Wanting to manage users/groups from an LDAP directory

Steps

  1. Review the existing cloud data structure, specifically the structure of users, groups, and policies. Go to Account > End Users and Account > Groups to view groups and users. (See Groups). Make sure the structure is still as you require. This is a good opportunity to review and amend the structure. Review the exceptions in the policy. (See Defining Web Policies) and exceptions. (See Exceptions).
  2. Review the existing LDAP/Active Directory data structure and decide whether restructuring of LDAP is necessary to match the cloud data more closely.
  3. Modify cloud and/or LDAP data to match each other as closely as possible. You might do this by creating new LDAP groups with the same name and members as the cloud groups.
  4. Download the client and install it on the target client machine.
  5. Configure the Directory Synchronization Client to search the LDAP directory and extract groups and users to a local file. (See the Directory Synchronization Client Administrator’s Guide for instructions.) Compare the results against the cloud data, old CSV files, and/or expectations.
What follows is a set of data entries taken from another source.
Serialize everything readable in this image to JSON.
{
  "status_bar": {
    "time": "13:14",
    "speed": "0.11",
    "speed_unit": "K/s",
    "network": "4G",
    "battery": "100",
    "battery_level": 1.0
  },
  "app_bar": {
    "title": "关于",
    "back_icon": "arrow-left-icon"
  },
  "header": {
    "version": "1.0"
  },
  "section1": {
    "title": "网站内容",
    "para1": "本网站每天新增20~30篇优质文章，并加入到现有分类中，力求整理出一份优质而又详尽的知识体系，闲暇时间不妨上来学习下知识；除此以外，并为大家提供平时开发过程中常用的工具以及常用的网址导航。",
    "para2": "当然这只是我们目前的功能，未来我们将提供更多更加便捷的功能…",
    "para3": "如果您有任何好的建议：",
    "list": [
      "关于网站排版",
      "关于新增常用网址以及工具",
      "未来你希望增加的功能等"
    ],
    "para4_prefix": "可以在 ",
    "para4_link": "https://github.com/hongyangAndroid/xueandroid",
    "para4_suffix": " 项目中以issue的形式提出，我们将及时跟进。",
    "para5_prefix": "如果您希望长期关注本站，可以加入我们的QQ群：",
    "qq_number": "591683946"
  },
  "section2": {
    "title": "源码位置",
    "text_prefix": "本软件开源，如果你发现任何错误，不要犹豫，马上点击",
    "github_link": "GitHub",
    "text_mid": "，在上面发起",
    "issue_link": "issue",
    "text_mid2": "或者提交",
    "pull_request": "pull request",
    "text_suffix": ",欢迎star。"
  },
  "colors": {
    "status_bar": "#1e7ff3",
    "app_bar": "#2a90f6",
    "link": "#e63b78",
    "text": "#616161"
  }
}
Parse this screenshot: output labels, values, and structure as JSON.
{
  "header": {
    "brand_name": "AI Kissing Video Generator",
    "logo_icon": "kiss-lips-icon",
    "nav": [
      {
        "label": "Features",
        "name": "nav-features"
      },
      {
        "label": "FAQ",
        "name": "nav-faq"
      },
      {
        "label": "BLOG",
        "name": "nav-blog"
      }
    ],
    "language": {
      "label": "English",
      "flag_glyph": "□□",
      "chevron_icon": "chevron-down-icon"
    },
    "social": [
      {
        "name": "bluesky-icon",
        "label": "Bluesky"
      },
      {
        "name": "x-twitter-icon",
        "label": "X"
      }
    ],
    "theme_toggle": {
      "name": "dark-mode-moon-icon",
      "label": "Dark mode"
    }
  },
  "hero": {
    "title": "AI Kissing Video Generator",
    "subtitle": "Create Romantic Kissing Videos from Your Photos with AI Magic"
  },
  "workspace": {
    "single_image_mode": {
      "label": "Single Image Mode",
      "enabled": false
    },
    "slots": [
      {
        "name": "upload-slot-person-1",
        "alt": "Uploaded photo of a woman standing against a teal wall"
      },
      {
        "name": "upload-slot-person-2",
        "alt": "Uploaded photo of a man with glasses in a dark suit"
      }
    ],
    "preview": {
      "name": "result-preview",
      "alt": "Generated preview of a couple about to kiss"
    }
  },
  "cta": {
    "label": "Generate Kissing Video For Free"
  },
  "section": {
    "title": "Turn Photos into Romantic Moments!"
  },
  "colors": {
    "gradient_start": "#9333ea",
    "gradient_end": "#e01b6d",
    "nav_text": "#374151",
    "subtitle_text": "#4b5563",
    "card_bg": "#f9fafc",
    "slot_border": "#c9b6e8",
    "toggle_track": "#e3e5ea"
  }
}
Modify the search as necessary to ensure it returns expected results.
  6. Decide whether to allow overwriting of groups of the same names. In the cloud manager, set Overwrite groups as necessary. (See Configure identity management for information.) If you allow overwriting, LDAP groups then take over existing groups but retaining their structure in policies and exceptions. If you do not overwrite groups, make sure that all groups being synchronized from LDAP have different names than those in the cloud, then change any group-based notification in the cloud manager to the new LDAP names as required.
  7. If you have more than one Web policy, go to each policy and assign groups to it (See Assign a group to a different policy).
  8. Then on the Identity Management screen, assign users to a default policy and for User policy assignment, select Follow group membership. With this setting, as users are moved to a different LDAP group, their policy assignment changes in step.
  9. Decide whether email will be sent after new users are synchronized from LDAP.
  10. In the cloud manager, set up a contact with Directory Synchronization permissions. (See Set up authentication (Directory Synchronization only)). This will be the username/logon used for the Directory Synchronization Client logs into the cloud manager.
  11. Now you are ready! In the cloud manager, enable Directory Synchronization. (See Configure identity management).
  12. In the Directory Synchronization Client, set up portal settings in the configuration established above, changing the output type to portal (not file) and using the contact with Directory Synchronization permissions created above. (See the Directory Synchronization Client Administrator’s Guide).
  13. During a slow period, select Replace on the client. Data is synchronized to the cloud manager. Note the number of additions.This is visible in the Synchronization page and also from the notification email messages.
  14. Log onto the cloud manager. Using Account > End Users and Account > Groups, check that users’ and groups’ policies are as expected. (See View and manage user data).
  15. On the Identity Management page, view Recent Directory Synchronizations and compare the totals of additions against those noted in the Directory Synchronization Client. They should match. (See View recent directory synchronizations).
  16. The system is now live. If you are unhappy with the user/groups data you have synchronized then you can use Restore to undo the synchronization data, and try again. (See Restore directories).
  17. If everything appears to be working, set up a schedule time in the Directory Synchronization Client for the background task to run. Close the client tool.